I am trying to figure out why. Was it because my professors didn't know about it? Or possibly they did know about it, but didn't think it was worth mentioning. Either way, it kind of ticks me off, because after reading this book, I believe that the Christus Victor view is correct. Why did nobody ever at least mention it or bring it up in class?
Oh well, I've learned about it now, thanks to this excellent book edited by Jamed Beilby and Paul Eddy. This book presents four views on the atonement (which are not all the possible views).
The introduction points out that there are three main paradigms that guide atonement perspectives. The first paradigm is the Christus Victor paradigm, which is Satanward in its approach so that Jesus is seen to be fighting against and triumphing over the devil and his works. The second paradigm is Godward in its focus so that the work of Christ on the cross is said to satisfy or appease something within the nature and character of God. The third paradigm is manward in focus so that the work of Christ is thought to accomplish something for humanity. All of the various theories about the atonement fall into one of these paradigms, and this book chose four theories to consider.
This, of course, is the main weakness of this book (and all "Four View" books), for the reader may not recognize that there are more than four views on the atonement. Regardless, the four views chosen were as follows.

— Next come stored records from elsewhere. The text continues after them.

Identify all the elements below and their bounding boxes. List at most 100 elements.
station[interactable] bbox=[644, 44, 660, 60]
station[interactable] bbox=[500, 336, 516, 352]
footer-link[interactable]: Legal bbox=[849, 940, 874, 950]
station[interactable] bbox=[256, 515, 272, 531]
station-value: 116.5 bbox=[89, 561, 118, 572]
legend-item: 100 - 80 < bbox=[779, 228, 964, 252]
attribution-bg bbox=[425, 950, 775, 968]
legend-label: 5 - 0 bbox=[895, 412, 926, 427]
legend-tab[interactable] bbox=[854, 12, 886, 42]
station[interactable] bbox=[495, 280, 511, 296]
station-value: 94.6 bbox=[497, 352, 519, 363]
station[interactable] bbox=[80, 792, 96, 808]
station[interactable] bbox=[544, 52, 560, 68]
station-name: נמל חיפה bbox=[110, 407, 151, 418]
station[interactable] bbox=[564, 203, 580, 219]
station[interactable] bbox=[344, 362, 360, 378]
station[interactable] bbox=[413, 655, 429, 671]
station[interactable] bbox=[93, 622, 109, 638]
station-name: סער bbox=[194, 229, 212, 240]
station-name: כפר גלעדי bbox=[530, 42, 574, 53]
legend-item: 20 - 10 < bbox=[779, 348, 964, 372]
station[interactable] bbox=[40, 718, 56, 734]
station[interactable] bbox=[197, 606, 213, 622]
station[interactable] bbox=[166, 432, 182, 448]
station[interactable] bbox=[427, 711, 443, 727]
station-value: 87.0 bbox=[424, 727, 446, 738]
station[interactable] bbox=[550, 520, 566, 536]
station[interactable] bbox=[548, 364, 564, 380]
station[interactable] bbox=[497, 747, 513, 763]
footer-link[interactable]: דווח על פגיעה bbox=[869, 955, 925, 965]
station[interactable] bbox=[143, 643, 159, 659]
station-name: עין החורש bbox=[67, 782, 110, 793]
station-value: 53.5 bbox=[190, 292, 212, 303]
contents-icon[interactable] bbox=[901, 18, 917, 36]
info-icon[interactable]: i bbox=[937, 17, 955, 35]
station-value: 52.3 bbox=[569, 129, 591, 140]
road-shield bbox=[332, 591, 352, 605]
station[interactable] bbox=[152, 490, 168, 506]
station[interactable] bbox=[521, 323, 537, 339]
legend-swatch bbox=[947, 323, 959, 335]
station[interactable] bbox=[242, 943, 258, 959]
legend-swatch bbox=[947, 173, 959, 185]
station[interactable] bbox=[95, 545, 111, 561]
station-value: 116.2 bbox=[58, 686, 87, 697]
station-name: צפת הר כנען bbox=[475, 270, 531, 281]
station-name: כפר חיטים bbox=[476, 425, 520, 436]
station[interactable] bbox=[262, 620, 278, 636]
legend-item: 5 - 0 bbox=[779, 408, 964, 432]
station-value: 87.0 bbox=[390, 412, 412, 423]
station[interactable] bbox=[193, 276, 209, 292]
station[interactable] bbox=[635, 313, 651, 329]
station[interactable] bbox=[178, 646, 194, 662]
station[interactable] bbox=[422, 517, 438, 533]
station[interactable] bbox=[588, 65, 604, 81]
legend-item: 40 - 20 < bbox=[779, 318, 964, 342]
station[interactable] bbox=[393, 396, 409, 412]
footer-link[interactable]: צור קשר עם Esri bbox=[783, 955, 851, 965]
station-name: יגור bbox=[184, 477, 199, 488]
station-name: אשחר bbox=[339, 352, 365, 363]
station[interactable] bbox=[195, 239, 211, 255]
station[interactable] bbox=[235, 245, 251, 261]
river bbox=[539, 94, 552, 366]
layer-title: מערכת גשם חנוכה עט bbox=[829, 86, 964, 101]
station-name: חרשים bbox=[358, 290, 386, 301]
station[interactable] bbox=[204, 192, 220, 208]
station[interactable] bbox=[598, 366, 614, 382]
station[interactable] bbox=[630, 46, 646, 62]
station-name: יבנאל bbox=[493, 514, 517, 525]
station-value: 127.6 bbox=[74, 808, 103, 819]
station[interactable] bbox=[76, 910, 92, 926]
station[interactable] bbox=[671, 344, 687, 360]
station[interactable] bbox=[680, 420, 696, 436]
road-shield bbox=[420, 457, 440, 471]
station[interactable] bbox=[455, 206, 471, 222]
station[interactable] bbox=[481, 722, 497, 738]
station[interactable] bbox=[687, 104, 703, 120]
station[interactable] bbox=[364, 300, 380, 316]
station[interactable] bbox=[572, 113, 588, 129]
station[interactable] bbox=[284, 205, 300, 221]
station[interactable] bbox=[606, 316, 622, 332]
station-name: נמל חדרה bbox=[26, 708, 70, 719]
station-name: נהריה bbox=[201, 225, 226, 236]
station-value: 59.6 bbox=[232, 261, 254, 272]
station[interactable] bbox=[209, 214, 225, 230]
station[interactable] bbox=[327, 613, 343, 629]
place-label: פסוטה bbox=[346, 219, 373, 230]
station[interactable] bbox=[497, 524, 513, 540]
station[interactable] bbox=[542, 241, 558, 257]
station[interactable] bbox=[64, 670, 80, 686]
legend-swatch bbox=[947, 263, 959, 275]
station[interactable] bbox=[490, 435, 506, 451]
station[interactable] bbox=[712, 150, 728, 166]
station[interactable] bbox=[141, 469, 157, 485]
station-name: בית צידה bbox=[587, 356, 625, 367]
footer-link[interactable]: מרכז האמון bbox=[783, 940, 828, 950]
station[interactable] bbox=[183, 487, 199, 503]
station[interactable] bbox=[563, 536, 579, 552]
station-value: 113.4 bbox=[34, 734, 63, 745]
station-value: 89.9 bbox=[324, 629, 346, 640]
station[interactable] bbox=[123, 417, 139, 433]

The Christus Victor view, explained and defended by Gregory Boyd, essentially sees that Jesus came to destroy the devil's work.
The Penal Substitution view, explained and defended by Thomas Schreiner, argues that sin has a penalty, and on the cross, Jesus bore that penalty for all mankind.
The Healing view, explained and defended by Bruce Reichenbach, says that the cross of Christ was intended to restore all creation and relationships to their rightful role within God's design
Finally, the Kaleidoscopic view, explained and defended by Joel Green, argues that on the cross, Jesus did something significant within each of the three paradigms listed above.
The reason I ended up siding with the Christus Victor view is because of how it presents God in light of Jesus Christ. Jesus reveals the Father to us, and in Jesus we do not see a God who is out to get us, who is just waiting to pounce on every sin, and who must exact bloody revenge for every slight against His holy character. And while it is certainly true that there are negative consequences for sin, and far-reaching implications for restoration and liberation within the cross of Christ for all mankind, the central reason Jesus went to the cross, it seems, is because Satan demanded it, and in so doing, Jesus defeated and triumphed over the devil. It is not God who is bloodthirsty and legalistic, but Satan. It is not the wrath of God that must be appeased, but the wrath of the law by which Satan screams for justice! So Jesus gave Satan "justice" and in so doing, destroyed the devil's works.
I am certain I am explaining this poorly, but then, I just now learned of this view!